LYCÉE THEAS - MME VERNEREY

LYCEE THEAS-MONTAUBAN (82)
Professeur : Nathalie Vernerey, Arts Plastiques
Niveau : classe de seconde, option facultative

Pistes de réflexion


Cette année, j'ai décidé de travailler avec des lycéens et de leur laisser toute initiative dans leur projet, tout en les soutenant et les guidant dans leur réflexion et leur pratique lorsque cela était nécessaire.

De la présentation et de l'analyse de différentes réalisations d'Emilie Faïf, les lycéens ont retenu la légèreté, la fragilité... Leur première idée était de photographier des bulles de savon colorées.

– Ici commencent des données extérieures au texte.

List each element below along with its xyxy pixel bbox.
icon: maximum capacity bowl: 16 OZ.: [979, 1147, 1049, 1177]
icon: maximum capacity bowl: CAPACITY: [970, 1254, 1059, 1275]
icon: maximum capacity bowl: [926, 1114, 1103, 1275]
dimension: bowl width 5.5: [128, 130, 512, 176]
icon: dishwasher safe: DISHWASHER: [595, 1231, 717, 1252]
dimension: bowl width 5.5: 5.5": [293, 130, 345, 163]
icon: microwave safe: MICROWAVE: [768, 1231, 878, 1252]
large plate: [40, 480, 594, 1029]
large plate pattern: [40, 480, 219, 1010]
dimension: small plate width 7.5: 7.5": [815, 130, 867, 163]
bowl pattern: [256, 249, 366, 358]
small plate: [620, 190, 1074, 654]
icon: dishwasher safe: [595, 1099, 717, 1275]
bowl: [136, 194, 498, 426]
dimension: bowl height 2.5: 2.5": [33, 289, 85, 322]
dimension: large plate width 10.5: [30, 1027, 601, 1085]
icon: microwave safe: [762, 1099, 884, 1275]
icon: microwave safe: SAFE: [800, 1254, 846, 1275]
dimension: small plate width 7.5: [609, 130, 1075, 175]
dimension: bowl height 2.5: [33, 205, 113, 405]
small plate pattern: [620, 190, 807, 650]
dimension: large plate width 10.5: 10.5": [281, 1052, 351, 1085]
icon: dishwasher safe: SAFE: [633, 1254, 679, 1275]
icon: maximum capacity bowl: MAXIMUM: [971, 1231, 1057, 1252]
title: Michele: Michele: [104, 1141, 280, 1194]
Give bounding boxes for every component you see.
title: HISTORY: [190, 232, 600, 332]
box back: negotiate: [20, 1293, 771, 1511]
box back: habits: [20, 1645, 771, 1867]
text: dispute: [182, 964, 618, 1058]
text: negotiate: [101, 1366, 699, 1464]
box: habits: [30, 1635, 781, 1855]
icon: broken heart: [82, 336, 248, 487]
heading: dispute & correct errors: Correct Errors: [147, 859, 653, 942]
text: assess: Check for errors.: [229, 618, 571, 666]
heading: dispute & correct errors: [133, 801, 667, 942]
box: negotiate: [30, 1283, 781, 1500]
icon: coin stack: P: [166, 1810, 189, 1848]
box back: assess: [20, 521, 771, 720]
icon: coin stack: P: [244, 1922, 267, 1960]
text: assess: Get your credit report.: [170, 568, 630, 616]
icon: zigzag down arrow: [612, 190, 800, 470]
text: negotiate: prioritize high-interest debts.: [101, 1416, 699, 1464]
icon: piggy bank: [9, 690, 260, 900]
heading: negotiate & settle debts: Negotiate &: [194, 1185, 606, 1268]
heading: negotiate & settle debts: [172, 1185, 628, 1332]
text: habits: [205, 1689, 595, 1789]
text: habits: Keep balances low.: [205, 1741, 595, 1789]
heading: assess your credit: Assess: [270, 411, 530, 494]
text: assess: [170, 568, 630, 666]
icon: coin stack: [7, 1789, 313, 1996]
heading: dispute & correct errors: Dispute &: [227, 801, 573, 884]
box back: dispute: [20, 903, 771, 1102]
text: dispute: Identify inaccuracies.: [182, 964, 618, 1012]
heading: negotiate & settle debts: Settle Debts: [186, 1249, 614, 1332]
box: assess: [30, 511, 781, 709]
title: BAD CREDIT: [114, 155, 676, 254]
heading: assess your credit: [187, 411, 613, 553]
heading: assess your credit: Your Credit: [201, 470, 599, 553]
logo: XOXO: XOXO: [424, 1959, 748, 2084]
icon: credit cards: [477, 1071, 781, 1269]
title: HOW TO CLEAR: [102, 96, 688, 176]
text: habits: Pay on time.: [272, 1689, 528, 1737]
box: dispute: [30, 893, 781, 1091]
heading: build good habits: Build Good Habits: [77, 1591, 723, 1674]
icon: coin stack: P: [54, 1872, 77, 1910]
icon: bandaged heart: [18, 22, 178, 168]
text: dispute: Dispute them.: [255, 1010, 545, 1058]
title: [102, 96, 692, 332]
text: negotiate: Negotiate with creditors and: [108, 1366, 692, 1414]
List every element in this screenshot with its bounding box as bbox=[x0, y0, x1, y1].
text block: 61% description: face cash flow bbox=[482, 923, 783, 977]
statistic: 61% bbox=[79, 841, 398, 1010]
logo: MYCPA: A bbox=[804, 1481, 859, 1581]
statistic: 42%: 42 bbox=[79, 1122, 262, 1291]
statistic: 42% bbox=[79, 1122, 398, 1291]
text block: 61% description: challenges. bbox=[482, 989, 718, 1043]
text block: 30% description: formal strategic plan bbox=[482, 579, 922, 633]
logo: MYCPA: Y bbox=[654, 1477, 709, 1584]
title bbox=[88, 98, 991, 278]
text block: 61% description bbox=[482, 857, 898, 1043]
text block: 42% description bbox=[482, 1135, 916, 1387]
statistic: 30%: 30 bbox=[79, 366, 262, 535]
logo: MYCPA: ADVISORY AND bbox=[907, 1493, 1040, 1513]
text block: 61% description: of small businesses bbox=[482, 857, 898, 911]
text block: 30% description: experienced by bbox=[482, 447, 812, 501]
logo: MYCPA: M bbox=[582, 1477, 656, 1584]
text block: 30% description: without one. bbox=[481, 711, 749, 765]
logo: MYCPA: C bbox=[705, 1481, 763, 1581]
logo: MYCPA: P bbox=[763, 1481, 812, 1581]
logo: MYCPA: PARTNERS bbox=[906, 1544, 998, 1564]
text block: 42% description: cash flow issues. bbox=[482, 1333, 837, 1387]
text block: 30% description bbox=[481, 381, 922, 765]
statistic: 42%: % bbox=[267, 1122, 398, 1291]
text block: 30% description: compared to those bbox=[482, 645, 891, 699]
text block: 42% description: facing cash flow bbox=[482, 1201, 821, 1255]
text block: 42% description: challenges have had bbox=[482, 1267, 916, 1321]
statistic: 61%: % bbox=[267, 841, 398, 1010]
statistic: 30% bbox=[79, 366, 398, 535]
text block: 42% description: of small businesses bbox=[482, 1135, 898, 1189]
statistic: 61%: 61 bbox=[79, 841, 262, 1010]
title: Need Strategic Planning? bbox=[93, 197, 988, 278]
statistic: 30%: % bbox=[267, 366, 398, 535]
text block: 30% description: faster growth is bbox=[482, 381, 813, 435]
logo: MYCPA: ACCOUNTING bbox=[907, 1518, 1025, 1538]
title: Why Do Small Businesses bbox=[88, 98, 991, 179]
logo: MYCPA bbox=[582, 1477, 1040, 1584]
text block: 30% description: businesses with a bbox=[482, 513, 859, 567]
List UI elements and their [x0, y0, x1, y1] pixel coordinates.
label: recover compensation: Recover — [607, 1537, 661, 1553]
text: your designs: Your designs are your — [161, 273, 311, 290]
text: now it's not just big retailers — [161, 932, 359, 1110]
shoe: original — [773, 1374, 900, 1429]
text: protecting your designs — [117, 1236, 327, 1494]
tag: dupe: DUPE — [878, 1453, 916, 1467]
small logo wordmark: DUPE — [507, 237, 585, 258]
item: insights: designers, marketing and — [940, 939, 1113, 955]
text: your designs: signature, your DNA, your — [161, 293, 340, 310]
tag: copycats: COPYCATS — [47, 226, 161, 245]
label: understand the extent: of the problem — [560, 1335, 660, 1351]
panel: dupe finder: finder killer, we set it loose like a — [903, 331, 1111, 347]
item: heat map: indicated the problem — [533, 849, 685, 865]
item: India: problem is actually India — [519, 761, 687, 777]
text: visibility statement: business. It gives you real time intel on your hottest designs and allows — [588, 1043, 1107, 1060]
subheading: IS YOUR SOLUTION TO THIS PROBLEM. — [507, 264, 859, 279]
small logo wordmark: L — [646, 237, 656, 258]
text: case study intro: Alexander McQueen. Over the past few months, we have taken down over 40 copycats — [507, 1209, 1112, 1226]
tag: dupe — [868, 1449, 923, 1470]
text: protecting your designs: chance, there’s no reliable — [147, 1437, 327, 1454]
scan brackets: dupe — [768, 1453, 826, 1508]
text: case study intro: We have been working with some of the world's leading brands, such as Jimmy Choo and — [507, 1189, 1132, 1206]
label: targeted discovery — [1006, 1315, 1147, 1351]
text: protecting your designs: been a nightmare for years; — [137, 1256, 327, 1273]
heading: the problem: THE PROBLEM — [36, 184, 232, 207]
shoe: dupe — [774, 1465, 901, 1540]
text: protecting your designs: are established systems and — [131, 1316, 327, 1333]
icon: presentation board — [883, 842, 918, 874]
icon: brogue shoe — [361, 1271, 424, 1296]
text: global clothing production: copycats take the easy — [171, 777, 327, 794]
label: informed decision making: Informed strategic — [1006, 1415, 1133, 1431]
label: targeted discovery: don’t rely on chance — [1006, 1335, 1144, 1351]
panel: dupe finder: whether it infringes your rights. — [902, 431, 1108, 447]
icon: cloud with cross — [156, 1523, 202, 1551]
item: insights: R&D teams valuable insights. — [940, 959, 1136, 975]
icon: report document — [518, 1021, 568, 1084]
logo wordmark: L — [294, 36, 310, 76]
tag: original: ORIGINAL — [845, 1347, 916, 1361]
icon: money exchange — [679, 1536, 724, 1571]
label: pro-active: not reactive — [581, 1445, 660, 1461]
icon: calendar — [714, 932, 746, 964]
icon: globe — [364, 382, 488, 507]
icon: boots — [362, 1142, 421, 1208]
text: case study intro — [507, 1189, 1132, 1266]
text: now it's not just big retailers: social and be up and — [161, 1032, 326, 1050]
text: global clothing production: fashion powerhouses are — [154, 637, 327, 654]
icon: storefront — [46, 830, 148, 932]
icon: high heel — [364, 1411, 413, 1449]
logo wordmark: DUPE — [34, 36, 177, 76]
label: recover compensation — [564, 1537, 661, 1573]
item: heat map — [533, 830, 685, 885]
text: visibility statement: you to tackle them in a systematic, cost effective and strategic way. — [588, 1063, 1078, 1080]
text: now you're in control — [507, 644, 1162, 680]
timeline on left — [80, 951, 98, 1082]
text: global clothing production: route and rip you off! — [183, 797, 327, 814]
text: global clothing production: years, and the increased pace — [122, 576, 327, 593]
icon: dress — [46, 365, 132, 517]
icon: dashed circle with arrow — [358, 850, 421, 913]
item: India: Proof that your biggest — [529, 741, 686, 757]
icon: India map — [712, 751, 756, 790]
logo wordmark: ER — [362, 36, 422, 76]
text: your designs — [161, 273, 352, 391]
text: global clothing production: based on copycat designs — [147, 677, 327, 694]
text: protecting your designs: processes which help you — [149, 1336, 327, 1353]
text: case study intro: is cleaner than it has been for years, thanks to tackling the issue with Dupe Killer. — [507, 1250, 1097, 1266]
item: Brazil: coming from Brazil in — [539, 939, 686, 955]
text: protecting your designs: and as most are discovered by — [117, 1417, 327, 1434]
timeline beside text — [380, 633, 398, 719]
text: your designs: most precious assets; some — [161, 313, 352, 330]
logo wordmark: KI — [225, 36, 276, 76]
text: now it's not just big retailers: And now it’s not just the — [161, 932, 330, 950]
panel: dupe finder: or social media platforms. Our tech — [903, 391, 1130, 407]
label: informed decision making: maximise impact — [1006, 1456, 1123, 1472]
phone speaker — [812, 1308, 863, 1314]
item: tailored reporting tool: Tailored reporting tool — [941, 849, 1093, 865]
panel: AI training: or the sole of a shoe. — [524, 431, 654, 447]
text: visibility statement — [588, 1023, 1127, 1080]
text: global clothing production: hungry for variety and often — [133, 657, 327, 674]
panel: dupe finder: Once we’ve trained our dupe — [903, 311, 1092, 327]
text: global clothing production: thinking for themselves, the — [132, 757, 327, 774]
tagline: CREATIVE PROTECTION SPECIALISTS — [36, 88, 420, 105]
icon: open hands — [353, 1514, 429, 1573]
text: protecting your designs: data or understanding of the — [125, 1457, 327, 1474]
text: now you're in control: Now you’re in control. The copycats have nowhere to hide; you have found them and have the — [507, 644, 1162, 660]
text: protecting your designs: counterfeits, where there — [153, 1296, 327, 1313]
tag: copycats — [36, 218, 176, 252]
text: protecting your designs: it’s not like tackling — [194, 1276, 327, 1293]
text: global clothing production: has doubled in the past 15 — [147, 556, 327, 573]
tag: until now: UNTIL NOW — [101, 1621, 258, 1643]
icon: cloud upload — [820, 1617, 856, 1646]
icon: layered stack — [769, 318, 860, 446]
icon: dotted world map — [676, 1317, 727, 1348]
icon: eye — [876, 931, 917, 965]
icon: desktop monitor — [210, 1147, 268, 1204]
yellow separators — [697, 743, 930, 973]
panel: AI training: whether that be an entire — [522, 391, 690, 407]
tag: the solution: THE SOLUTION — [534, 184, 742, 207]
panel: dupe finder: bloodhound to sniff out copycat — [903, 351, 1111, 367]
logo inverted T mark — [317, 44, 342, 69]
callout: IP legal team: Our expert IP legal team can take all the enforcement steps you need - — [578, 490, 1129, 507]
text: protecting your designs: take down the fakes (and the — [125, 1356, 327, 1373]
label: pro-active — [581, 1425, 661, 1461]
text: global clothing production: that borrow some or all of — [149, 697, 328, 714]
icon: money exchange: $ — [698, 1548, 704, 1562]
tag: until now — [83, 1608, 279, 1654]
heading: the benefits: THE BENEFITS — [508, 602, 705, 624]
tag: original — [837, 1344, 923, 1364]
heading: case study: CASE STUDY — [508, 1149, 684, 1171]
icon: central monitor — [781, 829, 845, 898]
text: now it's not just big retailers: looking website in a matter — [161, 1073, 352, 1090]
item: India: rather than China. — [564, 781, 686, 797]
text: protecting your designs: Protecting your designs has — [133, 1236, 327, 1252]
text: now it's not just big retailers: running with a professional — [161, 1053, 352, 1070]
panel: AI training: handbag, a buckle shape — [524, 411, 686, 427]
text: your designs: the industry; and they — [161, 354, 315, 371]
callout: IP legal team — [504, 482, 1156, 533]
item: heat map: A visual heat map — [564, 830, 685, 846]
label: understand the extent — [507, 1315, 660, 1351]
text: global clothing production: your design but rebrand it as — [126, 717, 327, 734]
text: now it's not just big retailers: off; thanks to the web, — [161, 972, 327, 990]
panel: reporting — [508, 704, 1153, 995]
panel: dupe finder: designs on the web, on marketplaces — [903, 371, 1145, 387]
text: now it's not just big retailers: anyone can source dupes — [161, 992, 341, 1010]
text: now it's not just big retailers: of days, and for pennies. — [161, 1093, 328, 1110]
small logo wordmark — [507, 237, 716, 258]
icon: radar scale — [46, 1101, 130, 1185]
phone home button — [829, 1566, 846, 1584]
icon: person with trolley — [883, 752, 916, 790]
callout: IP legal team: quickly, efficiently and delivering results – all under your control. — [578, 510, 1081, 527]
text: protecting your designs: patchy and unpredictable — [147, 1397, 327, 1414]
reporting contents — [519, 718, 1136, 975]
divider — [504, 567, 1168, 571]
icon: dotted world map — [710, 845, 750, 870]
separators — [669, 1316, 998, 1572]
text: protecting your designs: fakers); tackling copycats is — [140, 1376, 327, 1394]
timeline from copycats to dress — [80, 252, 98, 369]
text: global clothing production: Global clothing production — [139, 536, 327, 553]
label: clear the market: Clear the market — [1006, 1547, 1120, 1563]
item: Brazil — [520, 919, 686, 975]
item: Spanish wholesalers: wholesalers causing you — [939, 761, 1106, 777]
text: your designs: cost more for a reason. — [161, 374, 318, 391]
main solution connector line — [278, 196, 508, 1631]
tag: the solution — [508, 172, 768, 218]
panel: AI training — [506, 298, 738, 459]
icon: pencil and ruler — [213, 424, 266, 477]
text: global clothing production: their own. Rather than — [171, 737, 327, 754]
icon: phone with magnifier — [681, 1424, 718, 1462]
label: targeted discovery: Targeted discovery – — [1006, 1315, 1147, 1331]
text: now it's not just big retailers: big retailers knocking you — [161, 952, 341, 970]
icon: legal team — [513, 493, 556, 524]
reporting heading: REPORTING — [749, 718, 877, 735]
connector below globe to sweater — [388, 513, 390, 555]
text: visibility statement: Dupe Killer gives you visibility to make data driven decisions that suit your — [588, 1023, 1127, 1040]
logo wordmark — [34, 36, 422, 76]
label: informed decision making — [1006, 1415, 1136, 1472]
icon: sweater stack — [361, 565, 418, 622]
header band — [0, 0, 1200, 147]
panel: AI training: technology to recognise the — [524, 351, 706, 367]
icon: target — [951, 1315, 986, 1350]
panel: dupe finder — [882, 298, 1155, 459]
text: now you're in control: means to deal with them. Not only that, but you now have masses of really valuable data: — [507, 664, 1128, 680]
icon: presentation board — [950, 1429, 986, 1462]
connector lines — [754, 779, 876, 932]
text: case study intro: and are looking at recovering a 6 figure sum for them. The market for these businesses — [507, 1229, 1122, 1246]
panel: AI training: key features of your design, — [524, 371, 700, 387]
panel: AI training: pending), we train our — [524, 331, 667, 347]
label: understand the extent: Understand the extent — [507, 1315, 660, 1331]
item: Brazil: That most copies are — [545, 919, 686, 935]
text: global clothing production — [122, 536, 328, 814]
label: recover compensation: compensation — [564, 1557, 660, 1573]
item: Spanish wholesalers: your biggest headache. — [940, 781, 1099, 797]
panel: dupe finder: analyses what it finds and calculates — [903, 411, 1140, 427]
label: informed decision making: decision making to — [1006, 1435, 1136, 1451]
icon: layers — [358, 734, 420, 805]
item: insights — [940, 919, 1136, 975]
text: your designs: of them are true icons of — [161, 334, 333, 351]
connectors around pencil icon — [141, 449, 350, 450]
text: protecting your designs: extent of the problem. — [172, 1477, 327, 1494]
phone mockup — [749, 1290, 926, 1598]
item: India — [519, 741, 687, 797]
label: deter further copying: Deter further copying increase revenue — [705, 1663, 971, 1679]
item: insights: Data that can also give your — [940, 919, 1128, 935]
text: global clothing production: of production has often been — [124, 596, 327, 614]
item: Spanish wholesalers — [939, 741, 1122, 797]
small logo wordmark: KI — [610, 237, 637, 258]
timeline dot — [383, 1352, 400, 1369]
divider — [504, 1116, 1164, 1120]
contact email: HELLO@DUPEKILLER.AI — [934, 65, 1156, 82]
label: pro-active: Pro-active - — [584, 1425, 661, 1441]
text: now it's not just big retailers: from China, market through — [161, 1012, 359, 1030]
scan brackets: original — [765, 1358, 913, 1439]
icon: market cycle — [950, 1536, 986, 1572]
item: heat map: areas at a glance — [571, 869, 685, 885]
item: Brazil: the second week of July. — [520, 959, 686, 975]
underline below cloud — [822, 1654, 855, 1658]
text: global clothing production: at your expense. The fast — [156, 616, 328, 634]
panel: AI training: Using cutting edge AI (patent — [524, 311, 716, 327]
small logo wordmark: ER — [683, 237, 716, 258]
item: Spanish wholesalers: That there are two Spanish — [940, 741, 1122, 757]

Afin de développer cette proposition, nous avons à nouveau étudié les sculptures de l'artiste invitée, à la lumière d'autres œuvres, entre autres celles présentées dans le dossier d'accompagnement.

Références


Les secondes ont particulièrement été marquées par deux extraits de film :
• La Belle et la Bête de Cocteau, pour les mains tenant les chandeliers et guidant la belle le long du couloir ;
• Et Répulsion de Polanski, pour les mains sortant du mur et agrippant Catherine Deneuve.
• Les sculptures de Rodin et de Claudel les ont également impressionnés par ces formes si fines émergeant de blocs informes.

Proposition de travail
Chacun a proposé une nouvelle idée ou son projet initial revisité, et, ensemble ils ont choisi d'en rassembler deux.
• Le premier consistait en une installation mettant en jeu le corps de chacun : un “socle-surface” troué de multiples ouvertures dont pouvaient sortir leurs mains peintes. Ces sculptures vivantes à la manière de celles de Gilbert et Georges ou d'Erwin Wurm. Mais comment présenter cette performance, où leurs mains immobiles pouvaient s'animer, se toucher, se lier ? Ils ne voulaient ni vidéo ni photographie et ne souhaitaient pas non plus rester un mois à l'Espace Ecureuil....
• Le second mettait en scène des mains sculptées, reliées entre elles par différents liens montrant les relations et les affinités entre tous.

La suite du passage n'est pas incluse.